On the Origin and Nature of Patriarchy (1)

What is Patriarchy

Patriarchy (from Greek: patria meaning father and archy meaning rule), in its narrow sense, means the absolute legal and economic rule of eldest males or fathers as heads of families, over their wives, children, other dependents, including slaves, as well as property.

In its broader sense, patriarchy defines the sociological condition where male members of a society tend to predominate in positions of power; the more powerful the position, the more likely it is that a male will hold it. It is usually marked by the subordination of women, children, and those whose genders or bodies defy traditional man / woman categorization. In other words, patriarchy is a hegemonic gender order imposed through institutional, collective and individual behaviours. It is an embodied set of beliefs about the ‘’natural’’ gender order, regularly backed up by notions of biological or divine determinism, which often operates through a collective refusal to observe the effects of gender on social relations and power. One clear effect of this has been a refusal, until recently, to acknowledge the full extent of physical and sexual violence committed against women by heterosexual men.

Patriarchy is organized around an obsession with control. Men are elevated in the social structure because of their actual or presumed ability to exert control, whether rationally or through violence or the threat of violence. Women are devalued for their supposed lack of control and assumed to need men’s supervision or protection.

Patriarchal social structures are male identified: aspects of society and personal attributes that are highly valued are associated with men, while attributes and social activities associated with women are devalued. There is a sense of threat to the social structure of patriarchies when these gendered associations are destabilised – and the response in patriarchy is to increase the level of control over women (as well as groups who are devalued by virtue of race, ethnicity, sexuality, or class.)
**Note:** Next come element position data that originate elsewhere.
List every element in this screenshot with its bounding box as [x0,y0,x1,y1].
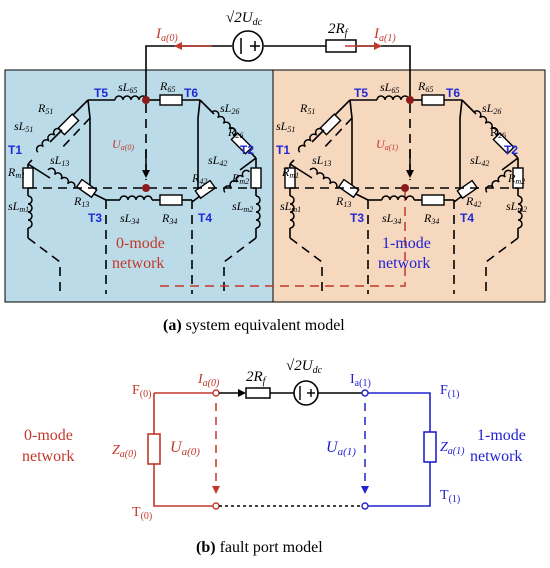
source-label-top: √2Udc [226,10,263,28]
right-net-label-1: 1-mode [477,427,526,444]
terminal-T1-left: T1 [8,143,22,157]
label-R42-left: R42 [191,171,207,186]
label-sL51-right: sL51 [276,119,295,134]
terminal-T3-right: T3 [350,211,364,225]
one-mode-network [284,94,524,294]
label-R65-left: R65 [159,79,175,94]
label-sL26-right: sL26 [482,101,501,116]
network-label-left-2: network [112,255,164,272]
label-R13-right: R13 [335,194,351,209]
left-net-label-2: network [22,448,74,465]
voltage-label-right: Ua(1) [376,137,398,152]
label-sLm2-right: sLm2 [506,199,527,214]
label-source-bottom: √2Udc [286,358,323,376]
label-Rm2-right: Rm2 [507,171,525,186]
label-Rm1-right: Rm1 [281,165,299,180]
fault-port-model [147,380,437,510]
right-net-label-2: network [470,448,522,465]
network-label-right-2: network [378,255,430,272]
label-Rm1-left: Rm1 [7,165,25,180]
caption-b: (b) fault port model [196,539,323,556]
label-R51-left: R51 [37,101,53,116]
network-label-left-1: 0-mode [116,235,165,252]
ground-connector [160,190,406,287]
label-sL65-left: sL65 [118,80,137,95]
one-mode-panel [272,69,546,303]
terminal-T4-left: T4 [198,211,212,225]
left-net-label-1: 0-mode [24,427,73,444]
label-R26-right: R26 [490,125,506,140]
terminal-T5-right: T5 [354,86,368,100]
current-label-right: Ia(1) [373,26,396,44]
terminal-T2-right: T2 [504,143,518,157]
label-2Rf-bottom: 2Rf [246,369,267,387]
label-Rm2-left: Rm2 [231,171,249,186]
label-sLm1-right: sLm1 [280,199,301,214]
caption-a: (a) system equivalent model [163,317,345,334]
label-R42-right: R42 [465,194,481,209]
label-T1: T(1) [440,488,460,505]
terminal-T3-left: T3 [88,211,102,225]
label-sL65-right: sL65 [380,80,399,95]
terminal-T6-right: T6 [446,86,460,100]
label-sLm1-left: sLm1 [8,199,29,214]
label-U0: Ua(0) [170,439,200,458]
label-sL13-right: sL13 [312,153,331,168]
label-sL13-left: sL13 [50,153,69,168]
voltage-label-left: Ua(0) [112,137,134,152]
terminal-T2-left: T2 [240,143,254,157]
terminal-T4-right: T4 [460,211,474,225]
label-sL42-left: sL42 [208,153,227,168]
label-sL51-left: sL51 [14,119,33,134]
label-sL26-left: sL26 [220,101,239,116]
label-U1: Ua(1) [326,439,356,458]
label-F1: F(1) [440,383,459,400]
zero-mode-network [22,94,262,294]
current-label-left: Ia(0) [155,26,178,44]
dc-source-top [232,30,264,62]
label-R34-left: R34 [161,211,177,226]
resistor-label-top: 2Rf [328,21,349,39]
label-sL34-right: sL34 [382,211,401,226]
label-Z0: Za(0) [112,443,137,460]
network-label-right-1: 1-mode [382,235,431,252]
terminal-T1-right: T1 [276,143,290,157]
label-R13-left: R13 [73,194,89,209]
terminal-T6-left: T6 [184,86,198,100]
label-sL42-right: sL42 [470,153,489,168]
label-T0: T(0) [132,505,152,522]
label-R26-left: R26 [227,125,243,140]
label-R51-right: R51 [299,101,315,116]
label-sLm2-left: sLm2 [232,199,253,214]
label-I0: Ia(0) [197,372,220,389]
label-I1: Ia(1) [350,372,371,389]
label-F0: F(0) [132,383,151,400]
label-Z1: Za(1) [440,440,465,457]
label-sL34-left: sL34 [120,211,139,226]
terminal-T5-left: T5 [94,86,108,100]
label-R34-right: R34 [423,211,439,226]
label-R65-right: R65 [417,79,433,94]
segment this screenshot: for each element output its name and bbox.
An inherent part of patriarchy is the separation of the private sphere of family and the public sphere of economy, laws and politics. This division between the two spheres is gendered. Women are associated with the private sphere, and men with the public one. However, men dominate both spheres. In the private sphere of family, women do the procreative work of carrying children and giving birth to them, who take their father’s name, and the unpaid reproductive housework of cooking and cleaning that reproduces the husband’s work force and helps bringing up his children for future economic activities.

Patrilineal system of lineage and patrilocal family residence are inherent elements of patriarchy. In patrilineal social system, one belongs to one’s father’s lineage and takes his name or title, and the inheritance of property passes through the male line. In patrilocal system of residence (also called virilocal residence), a married couple resides with or near the husband’s parents. It defines a locus of control coming from the father’s geographic / cultural community.

In countries such as Islamic Iran and Saudi Arabia, patriarchy is distinctly visible. In the Western nations where legal equality of women and men has been established, the deep psychological and cultural roots of patriarchy survive as a belief system in the minds of many women and men. In these societies, male domination remains the underlying social structure.

Patriarchy has been the template of the authoritarian, elitist forms of social organization and governance that have tolerated, sanctioned or committed such systematic and perpetual human rights violations as sexism, racism, exploitation and oppression, and other such flagrant affront to human dignity. As Marilyn French puts it, patriarchy is a system that values power over life, control over pleasure, and dominance over happiness.

Brown, Robert. 1991. Human Universals, Temple University Press, Philadelphia, PA.

French, Marilyn. 1985. Beyond Power: On Women, Men and Morals, Ballantine Books, New York, N.Y.